2.2. Uit door de Advocaat-Generaal ingewonnen inlichtingen, zoals in de conclusie vermeld, blijkt dat onder de klager een KLM-pas en een Schiphol-pas in beslag zijn genomen, en dat deze op 29 januari 2009 aan de KLM respectievelijk op 19 februari 2009 aan Amsterdam Airport Security zijn teruggegeven en dat die passen inmiddels zijn vernietigd.
2.3. In cassatie moet ervan worden uitgegaan dat geen toepassing is gegeven aan art. 116, derde lid, Sv. Onder deze omstandigheden moet het ervoor worden gehouden dat het onderhavige beklag het rechtskarakter heeft van een beklag omtrent het voornemen van de Officier van Justitie om in afwijking van de hoofdregel van art. 116 Sv de inbeslaggenomen voorwerpen aan een ander dan de beslagene (de klager) te doen teruggeven, alsof deze teruggave nog niet had plaatsgevonden (vgl. HR 30 januari 1996, NJ 1996/526). De omstandigheid dat de passen inmiddels zijn vernietigd maakt dat niet anders.
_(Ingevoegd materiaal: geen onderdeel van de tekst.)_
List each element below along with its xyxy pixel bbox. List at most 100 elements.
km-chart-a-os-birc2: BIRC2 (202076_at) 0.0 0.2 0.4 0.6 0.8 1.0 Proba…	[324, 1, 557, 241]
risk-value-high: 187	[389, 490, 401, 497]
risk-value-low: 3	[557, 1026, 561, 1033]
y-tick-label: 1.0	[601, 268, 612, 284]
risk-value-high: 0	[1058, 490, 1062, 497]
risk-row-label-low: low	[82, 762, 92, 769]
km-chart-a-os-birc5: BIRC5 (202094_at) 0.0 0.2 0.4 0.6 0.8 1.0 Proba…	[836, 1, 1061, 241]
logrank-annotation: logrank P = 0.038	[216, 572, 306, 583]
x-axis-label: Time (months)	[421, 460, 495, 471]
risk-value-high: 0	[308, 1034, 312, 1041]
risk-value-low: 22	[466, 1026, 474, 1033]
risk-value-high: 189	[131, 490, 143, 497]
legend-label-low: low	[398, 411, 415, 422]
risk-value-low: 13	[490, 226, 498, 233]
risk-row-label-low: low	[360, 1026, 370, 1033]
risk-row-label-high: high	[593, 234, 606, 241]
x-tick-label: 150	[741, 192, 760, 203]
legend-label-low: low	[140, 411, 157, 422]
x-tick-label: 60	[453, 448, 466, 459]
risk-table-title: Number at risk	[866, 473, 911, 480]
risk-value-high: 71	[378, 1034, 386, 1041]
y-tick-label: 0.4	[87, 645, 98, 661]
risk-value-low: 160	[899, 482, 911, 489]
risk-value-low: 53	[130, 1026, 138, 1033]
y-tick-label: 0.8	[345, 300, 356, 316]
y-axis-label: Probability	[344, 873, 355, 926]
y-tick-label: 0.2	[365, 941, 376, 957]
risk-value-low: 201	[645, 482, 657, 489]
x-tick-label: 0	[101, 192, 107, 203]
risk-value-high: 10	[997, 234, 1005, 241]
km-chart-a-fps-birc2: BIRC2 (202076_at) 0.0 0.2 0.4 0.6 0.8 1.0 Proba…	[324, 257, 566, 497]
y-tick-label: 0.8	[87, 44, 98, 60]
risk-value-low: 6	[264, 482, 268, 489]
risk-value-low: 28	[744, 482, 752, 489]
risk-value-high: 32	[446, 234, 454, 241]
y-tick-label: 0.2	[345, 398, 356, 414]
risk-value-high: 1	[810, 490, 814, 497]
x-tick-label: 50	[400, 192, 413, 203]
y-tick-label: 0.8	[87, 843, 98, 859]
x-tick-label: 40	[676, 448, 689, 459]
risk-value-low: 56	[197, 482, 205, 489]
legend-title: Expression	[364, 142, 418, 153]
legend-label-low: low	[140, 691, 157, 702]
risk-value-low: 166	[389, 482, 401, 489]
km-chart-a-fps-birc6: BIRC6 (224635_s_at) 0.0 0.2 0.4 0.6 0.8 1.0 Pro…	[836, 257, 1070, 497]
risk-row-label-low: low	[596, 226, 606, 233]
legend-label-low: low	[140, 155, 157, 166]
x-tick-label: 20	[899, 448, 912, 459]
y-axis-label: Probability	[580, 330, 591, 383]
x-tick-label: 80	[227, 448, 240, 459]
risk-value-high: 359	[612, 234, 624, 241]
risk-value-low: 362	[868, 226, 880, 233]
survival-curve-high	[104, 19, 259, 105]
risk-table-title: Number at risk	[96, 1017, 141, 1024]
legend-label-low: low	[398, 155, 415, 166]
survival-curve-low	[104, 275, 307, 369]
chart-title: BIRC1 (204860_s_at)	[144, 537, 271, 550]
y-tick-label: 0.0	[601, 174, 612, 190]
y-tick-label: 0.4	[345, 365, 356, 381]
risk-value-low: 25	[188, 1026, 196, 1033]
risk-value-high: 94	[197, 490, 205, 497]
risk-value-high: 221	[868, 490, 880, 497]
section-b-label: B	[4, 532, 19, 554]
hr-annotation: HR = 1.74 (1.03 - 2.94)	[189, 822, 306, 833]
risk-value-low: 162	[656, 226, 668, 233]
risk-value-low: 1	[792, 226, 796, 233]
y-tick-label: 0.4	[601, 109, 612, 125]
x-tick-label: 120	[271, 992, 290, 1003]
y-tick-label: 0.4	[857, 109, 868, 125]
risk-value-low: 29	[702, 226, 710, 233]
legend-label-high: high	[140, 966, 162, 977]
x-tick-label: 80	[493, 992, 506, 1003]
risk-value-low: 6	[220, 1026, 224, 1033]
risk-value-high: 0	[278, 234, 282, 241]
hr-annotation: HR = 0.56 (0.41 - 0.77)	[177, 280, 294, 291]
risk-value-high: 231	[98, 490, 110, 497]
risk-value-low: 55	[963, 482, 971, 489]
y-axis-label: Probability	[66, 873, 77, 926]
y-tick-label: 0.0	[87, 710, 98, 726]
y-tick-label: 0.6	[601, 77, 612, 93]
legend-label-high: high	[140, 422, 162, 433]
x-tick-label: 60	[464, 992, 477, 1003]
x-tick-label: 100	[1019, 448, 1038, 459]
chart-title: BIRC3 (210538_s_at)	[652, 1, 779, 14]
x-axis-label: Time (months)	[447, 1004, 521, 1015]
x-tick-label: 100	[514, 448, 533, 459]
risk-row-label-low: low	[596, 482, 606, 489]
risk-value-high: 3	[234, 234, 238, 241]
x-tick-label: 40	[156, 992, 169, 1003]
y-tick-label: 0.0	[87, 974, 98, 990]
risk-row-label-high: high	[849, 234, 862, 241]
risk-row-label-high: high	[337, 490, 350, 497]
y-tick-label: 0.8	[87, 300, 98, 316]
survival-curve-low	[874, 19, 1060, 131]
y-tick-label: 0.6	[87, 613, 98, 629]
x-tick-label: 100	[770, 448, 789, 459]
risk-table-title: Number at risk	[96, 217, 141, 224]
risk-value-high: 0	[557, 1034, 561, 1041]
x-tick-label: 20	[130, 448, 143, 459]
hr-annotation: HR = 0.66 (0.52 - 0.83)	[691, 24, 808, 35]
2.4. De klager kan derhalve in zijn beroep worden ontvangen.
3. Slotsom
De Advocaat-Generaal heeft geconcludeerd tot niet-ontvankelijkverklaring van de klager. Nu de Hoge Raad de klager wel ontvankelijk acht in zijn beroep en de voorgestelde middelen bespreking behoeven, behoort de Advocaat-Generaal in de gelegenheid te worden gesteld zich alsnog uit te laten over de middelen. Daartoe dient de zaak naar de rolzitting te worden verwezen.
4. Beslissing
De Hoge Raad:
verwijst de zaak naar de rolzitting van 5 april 2011;
houdt iedere verdere beslissing aan.
Deze beschikking is gegeven door de vice-president F.H. Koster als voorzitter, en de raadsheren B.C. de Savornin Lohman en M.A. Loth, in bijzijn van de waarnemend griffier J.D.M. Hart, in raadkamer en uitgesproken ter openbare terechtzitting van 29 maart 2011.